‘The relative value of defensive companies compared with those that have cyclical earnings are at an historic extreme as investors have sought the comfort of predictability.’ – Kerr Neilson, Platinum Capital December 2008 quarterly report.
While the stock market herd is unusually subdued today, it still needs something to charge towards and at the moment it’s defensive stocks. Buy Telstra, Woolworths and AGL, the theory goes, and your portfolio will avoid the pain of recession.
This has some logic to it, because the profits of these businesses will tend to hold up during tough times. But just as high-growth businesses don’t always make high-growth investments, a defensive business doesn’t guarantee a defensive investment. Price is crucial. And that’s the part that tends to get overlooked by the finance lift-outs in the Sunday papers.

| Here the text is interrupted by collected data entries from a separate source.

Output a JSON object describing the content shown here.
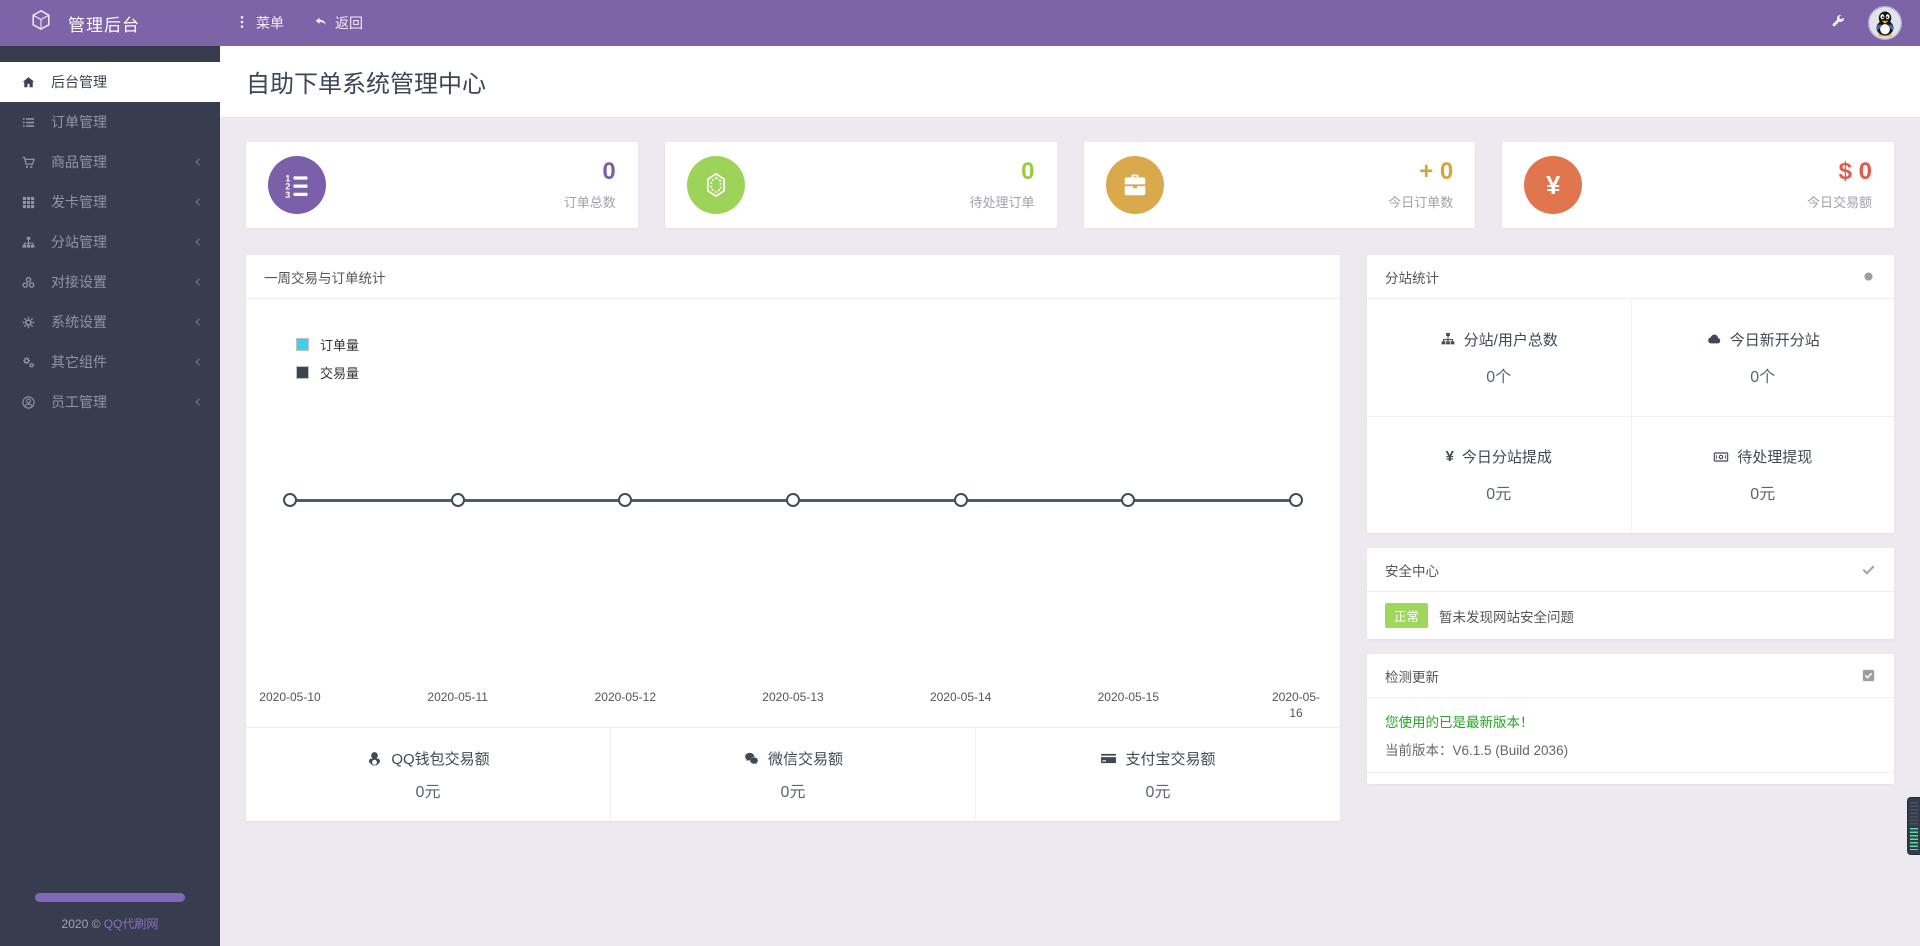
{
  "topbar": {
    "title": "管理后台",
    "menu_label": "菜单",
    "back_label": "返回",
    "accent_color": "#7d63a8"
  },
  "sidebar": {
    "items": [
      {
        "label": "后台管理",
        "icon": "home-icon",
        "active": true,
        "has_children": false
      },
      {
        "label": "订单管理",
        "icon": "list-icon",
        "active": false,
        "has_children": false
      },
      {
        "label": "商品管理",
        "icon": "cart-icon",
        "active": false,
        "has_children": true
      },
      {
        "label": "发卡管理",
        "icon": "grid-icon",
        "active": false,
        "has_children": true
      },
      {
        "label": "分站管理",
        "icon": "sitemap-icon",
        "active": false,
        "has_children": true
      },
      {
        "label": "对接设置",
        "icon": "circles-icon",
        "active": false,
        "has_children": true
      },
      {
        "label": "系统设置",
        "icon": "gear-icon",
        "active": false,
        "has_children": true
      },
      {
        "label": "其它组件",
        "icon": "gears-icon",
        "active": false,
        "has_children": true
      },
      {
        "label": "员工管理",
        "icon": "user-circle-icon",
        "active": false,
        "has_children": true
      }
    ],
    "footer_text": "2020 ©",
    "footer_link": "QQ代刷网"
  },
  "page": {
    "title": "自助下单系统管理中心"
  },
  "stat_cards": [
    {
      "icon": "list-ol-icon",
      "circle_color": "#7b5fa8",
      "value": "0",
      "value_color": "#7b5fa8",
      "label": "订单总数"
    },
    {
      "icon": "gem-icon",
      "circle_color": "#9ed359",
      "value": "0",
      "value_color": "#97cc41",
      "label": "待处理订单"
    },
    {
      "icon": "briefcase-icon",
      "circle_color": "#d9a94c",
      "value": "+ 0",
      "value_color": "#d4a53a",
      "label": "今日订单数"
    },
    {
      "icon": "yen-icon",
      "circle_color": "#e0754e",
      "value": "$ 0",
      "value_color": "#e25a4a",
      "label": "今日交易额"
    }
  ],
  "chart_card": {
    "title": "一周交易与订单统计",
    "chart_data": {
      "type": "line",
      "title": "一周交易与订单统计",
      "x": [
        "2020-05-10",
        "2020-05-11",
        "2020-05-12",
        "2020-05-13",
        "2020-05-14",
        "2020-05-15",
        "2020-05-16"
      ],
      "series": [
        {
          "name": "订单量",
          "color": "#3ed0e8",
          "values": [
            0,
            0,
            0,
            0,
            0,
            0,
            0
          ]
        },
        {
          "name": "交易量",
          "color": "#3a4552",
          "values": [
            0,
            0,
            0,
            0,
            0,
            0,
            0
          ]
        }
      ],
      "ylim": [
        0,
        1
      ],
      "grid": false,
      "legend_position": "top-left",
      "line_color": "#4d5d6c",
      "marker": "open-circle"
    },
    "payments": [
      {
        "icon": "qq-icon",
        "label": "QQ钱包交易额",
        "value": "0元"
      },
      {
        "icon": "wechat-icon",
        "label": "微信交易额",
        "value": "0元"
      },
      {
        "icon": "credit-card-icon",
        "label": "支付宝交易额",
        "value": "0元"
      }
    ]
  },
  "substation": {
    "title": "分站统计",
    "header_icon": "dot-icon",
    "cells": [
      {
        "icon": "sitemap-icon",
        "label": "分站/用户总数",
        "value": "0个"
      },
      {
        "icon": "cloud-icon",
        "label": "今日新开分站",
        "value": "0个"
      },
      {
        "icon": "yen-icon",
        "label": "今日分站提成",
        "value": "0元"
      },
      {
        "icon": "money-icon",
        "label": "待处理提现",
        "value": "0元"
      }
    ]
  },
  "security": {
    "title": "安全中心",
    "header_icon": "check-icon",
    "status_badge": "正常",
    "badge_color": "#9ed75a",
    "message": "暂未发现网站安全问题"
  },
  "update": {
    "title": "检测更新",
    "header_icon": "checkbox-icon",
    "latest_message": "您使用的已是最新版本！",
    "latest_color": "#28a428",
    "version_line": "当前版本：V6.1.5 (Build 2036)"
  }
}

The bandwagon has departed
It’s too late to jump on the defensive business bandwagon now. Telstra and Woolworths have already outperformed, falling by 16% and 20% respectively since the All Ordinaries reached its peak on 11 November 2007, versus a fall of 48% for the index itself. And AGL is up an impressive 10% over the same period.
The time to buy resources stocks was 2003, before ‘stronger for longer’ was on the front page of the paper. And if you’re prone to panic, the time to switch into ‘defensive’ stocks, or cash, was 18 months ago – a time when our suggestion that a hangover would follow the global binge was generally considered blasphemous.
Find a safe harbour elsewhere
The vast majority of defensive businesses look expensive today. They’re expensive in their own right, but particularly so relative to the value on offer elsewhere. Those seeking security in recognised defensive business are missing better opportunities.
The stock market represents today’s expectations of what the future holds. Now that a recession is blatantly obvious to all and sundry, it’s time to start thinking about what the world will look like on the other side.